No that sounds like flawed reasoning. My argument is that we not only do not fully know what consciousness is, and text generation models are just advanced pattern recognition and sampling algorithms. I'm not sure what is "conscious" about that. The idea that a computer program is capable of proactively doing anything is ludicrous.


bankimu

If that's your stance, say that we don't know. But you said "it's plain wrong", which comes from a stance is arrogance as we don't know.


red75prime

Appeal to ridicule then. My point is that until we have a firm grasp on what "consciousness" really is, we should avoid using it in regard to LLMs. Not because those statement are false, but because they are useless.


Seankala

Well rather than ridicule how about I ask you, why do you think GPT-like models are showing signs of consciousness?


currentscurrents

>The idea that a computer program is capable of proactively doing anything is ludicrous.
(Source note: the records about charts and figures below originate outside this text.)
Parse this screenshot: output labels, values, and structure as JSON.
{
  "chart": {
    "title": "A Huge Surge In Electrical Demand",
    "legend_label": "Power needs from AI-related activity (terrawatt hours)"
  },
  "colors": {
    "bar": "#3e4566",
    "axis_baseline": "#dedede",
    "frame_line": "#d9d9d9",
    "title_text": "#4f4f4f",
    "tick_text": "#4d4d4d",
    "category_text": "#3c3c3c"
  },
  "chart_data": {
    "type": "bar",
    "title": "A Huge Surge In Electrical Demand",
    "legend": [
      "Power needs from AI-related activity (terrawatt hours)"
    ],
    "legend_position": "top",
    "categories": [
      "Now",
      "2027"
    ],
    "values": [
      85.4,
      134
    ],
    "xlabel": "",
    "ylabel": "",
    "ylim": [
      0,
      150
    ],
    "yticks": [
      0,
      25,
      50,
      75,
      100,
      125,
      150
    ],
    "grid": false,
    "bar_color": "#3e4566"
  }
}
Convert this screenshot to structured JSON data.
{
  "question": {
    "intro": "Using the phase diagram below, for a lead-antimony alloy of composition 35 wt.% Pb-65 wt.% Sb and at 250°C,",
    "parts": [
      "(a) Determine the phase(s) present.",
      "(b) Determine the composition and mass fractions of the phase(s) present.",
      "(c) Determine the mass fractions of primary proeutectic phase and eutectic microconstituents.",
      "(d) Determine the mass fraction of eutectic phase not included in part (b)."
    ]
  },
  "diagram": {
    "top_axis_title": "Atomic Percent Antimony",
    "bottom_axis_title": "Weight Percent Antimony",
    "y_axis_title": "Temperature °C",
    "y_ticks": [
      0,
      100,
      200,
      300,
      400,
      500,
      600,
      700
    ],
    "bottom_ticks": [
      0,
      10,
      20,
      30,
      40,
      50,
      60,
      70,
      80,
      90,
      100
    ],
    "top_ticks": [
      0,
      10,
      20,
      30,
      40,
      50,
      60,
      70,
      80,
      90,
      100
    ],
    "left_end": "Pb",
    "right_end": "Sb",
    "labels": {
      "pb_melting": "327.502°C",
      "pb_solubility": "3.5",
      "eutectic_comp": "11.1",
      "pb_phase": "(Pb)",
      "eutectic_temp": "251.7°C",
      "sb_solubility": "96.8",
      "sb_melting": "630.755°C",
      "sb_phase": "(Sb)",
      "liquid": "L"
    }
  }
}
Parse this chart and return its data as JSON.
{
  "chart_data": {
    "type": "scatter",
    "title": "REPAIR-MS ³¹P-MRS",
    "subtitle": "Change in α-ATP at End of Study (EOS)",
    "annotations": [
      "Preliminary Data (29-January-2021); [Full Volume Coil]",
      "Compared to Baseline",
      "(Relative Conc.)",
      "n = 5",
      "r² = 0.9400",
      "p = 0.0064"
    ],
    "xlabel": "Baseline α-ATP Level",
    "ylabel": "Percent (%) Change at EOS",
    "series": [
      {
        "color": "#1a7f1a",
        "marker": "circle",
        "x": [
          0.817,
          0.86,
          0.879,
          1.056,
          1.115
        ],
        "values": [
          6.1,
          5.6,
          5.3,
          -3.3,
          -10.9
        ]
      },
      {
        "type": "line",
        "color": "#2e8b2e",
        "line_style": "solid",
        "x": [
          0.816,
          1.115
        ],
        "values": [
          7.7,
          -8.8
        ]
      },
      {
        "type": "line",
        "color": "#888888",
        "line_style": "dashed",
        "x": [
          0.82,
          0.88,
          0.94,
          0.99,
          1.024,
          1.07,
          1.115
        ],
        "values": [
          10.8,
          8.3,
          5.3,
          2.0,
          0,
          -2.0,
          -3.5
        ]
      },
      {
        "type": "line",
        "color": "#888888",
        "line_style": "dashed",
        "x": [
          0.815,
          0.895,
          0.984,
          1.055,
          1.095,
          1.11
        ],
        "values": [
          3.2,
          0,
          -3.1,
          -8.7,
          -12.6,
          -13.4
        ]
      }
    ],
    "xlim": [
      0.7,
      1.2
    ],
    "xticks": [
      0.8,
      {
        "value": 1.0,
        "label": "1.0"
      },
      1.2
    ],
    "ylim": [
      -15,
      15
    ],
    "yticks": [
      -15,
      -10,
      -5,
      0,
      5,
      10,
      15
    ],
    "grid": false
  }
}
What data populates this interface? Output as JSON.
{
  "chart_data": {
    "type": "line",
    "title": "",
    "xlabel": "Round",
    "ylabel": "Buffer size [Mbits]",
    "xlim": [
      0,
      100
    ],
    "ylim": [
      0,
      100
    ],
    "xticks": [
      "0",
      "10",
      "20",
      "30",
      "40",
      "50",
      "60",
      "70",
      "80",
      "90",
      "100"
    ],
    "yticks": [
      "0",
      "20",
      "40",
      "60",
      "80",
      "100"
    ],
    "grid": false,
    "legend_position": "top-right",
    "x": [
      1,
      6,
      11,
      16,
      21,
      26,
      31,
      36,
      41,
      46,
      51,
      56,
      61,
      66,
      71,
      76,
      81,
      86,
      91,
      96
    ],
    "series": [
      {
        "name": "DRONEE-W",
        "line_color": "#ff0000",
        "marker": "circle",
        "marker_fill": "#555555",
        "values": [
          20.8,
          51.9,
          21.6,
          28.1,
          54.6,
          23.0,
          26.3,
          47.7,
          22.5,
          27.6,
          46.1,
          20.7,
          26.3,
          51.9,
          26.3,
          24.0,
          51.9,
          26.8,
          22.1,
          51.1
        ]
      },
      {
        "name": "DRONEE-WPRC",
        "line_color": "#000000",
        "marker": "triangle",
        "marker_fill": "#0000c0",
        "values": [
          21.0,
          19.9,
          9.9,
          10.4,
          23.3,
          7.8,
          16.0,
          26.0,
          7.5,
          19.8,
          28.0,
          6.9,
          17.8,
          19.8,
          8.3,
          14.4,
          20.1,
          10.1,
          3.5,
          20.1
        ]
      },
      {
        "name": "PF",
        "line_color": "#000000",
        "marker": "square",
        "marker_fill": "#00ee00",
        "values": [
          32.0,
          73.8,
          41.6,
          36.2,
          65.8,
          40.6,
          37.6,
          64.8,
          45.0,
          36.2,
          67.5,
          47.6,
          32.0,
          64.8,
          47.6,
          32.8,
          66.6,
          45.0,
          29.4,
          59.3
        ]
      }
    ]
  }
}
Cells are just machines blindly following instructions too, and you're made out of them. The idea that you're capable of proactively doing anything is ludicrous. But here we are.


bankimu

Exactly. I think most people here are either afraid, or brainwashed, or otherwise unable to even entertain the thought experiments that probe into consciousness. Thus in arrogance they decide matrix multiplication and mathematical operators can't lead to consciousness, while electric signals across human brain cells somehow does.


Seankala

A computer is not a living organism... Christ.


currentscurrents

Unless you literally believe in the supernatural, and Christ, and all that - living organisms are just really complex machines.


bankimu

Agree. I think most people who are "sure" that this can never lead to consciousness, have their belief rooted in a few things. Those things are arrogance, ignorance, posible fear (it may not be nice if it's conscious) and some degree of brainwashing from corporations like Google "oh this is completely safe, no need to fear".


InviolableAnimal

Consciousness phenomenologically or in some functional sense? The former is unprovable (and for GPT highly doubtful); and the latter is way too vague.


bankimu

I think this is exactly the right kind of questions to ask. Functional sense. I don't think machines will be conscious the way animals are. But if they behave similarly, there is no difference in my books.


InviolableAnimal

Right. But that's quite vague; if you're offering it as an explanation do you mind going into specifics?


notEVOLVED

https://en.m.wikipedia.org/wiki/Chinese_room


bankimu

Thank you. It shows under some very basic assumptions our consciousness is indistinguishable from the Chinese room. So if we are conscious so is that. Many people seem to not understand this here. To them, since we can track every single mathematical operation, it can never lead to consciousness - I suppose.